In one interview we find out that Calvino knew people who were particularly close to Gramsci, he met the Hungarian literary critic and Marxist Gyogry Lukác’s in the Summer of’56, and that he was a diligent communist who actually fought as one, worked as one in a publishing house, and believed in it with a youthful zeal. He faced the continuing failure of communism in praxis, and gradually grew less interested in Politics as an active participant. However, Calvino points out two things that are immediately relevant to our understanding of what this means. “One is the passion for a global culture, and the rejection of the lack of content caused through excessive specialization: I want to keep alive an image of culture as a unified whole, which is composed of every aspect of what we know and do, and in which the various discourses of every area of research and production become part of that general discourse which is the history of humanity, which we must manage to seize and develop ultimately in a human direction. (And literature should of course be in the middle of these different languages and keep alive the communication between them.” And “My other passion is for a political struggle and a culture (and literature) which will be the education of a new ruling class … if class means only that which has class consciousness, as in Marx. I have always worked and continue to work with this in mind: seeing the new ruling class taking shape, and contributing to give it a shape and profile.” Thankfully, as a result of this combination of factors he did not leave us with a scant amount of literature. If I quote in length it is because the erudition of Calvino is such that I do not want to cheapen it by paraphrasing his lifetime of deep thinking and articulations.

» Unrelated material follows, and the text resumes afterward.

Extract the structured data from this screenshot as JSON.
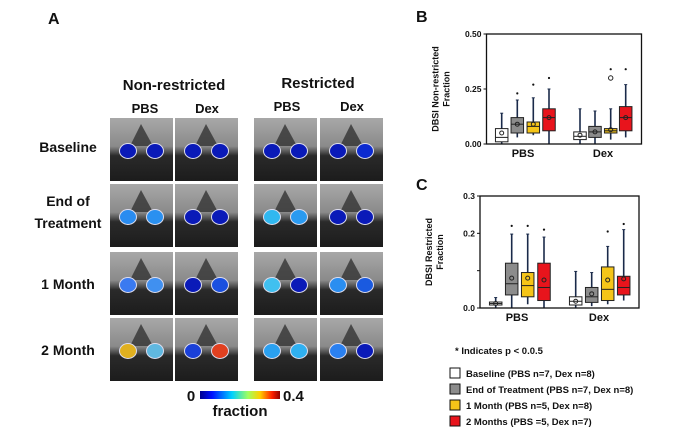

I could go on quoting and write about what to me is largely the pivot point of the book, his Hermitude in Paris, how his living in different cities as a writer contributed to the concept of Invisible Cities, but I’d prefer to simply say read the damn book. One is never cheapened by reading Italo Calvino, he wrote each book in a different way and he can only enhance one’s understanding of the world by showing us the multitudinous forms of his narrators, his imagination, his fantasy, and his exploration of what literature can and should be. He writes this advice, “First of all live, and then philosophize and write. Writers above all should live with an attitude towards the world which effects a greater acquisition of truth.” And he reminds us, “What counts is what we are, and the way we deepen our relationship with the world and with others, a relationship that can be one of both love for all that exists and of desire for its transformation.”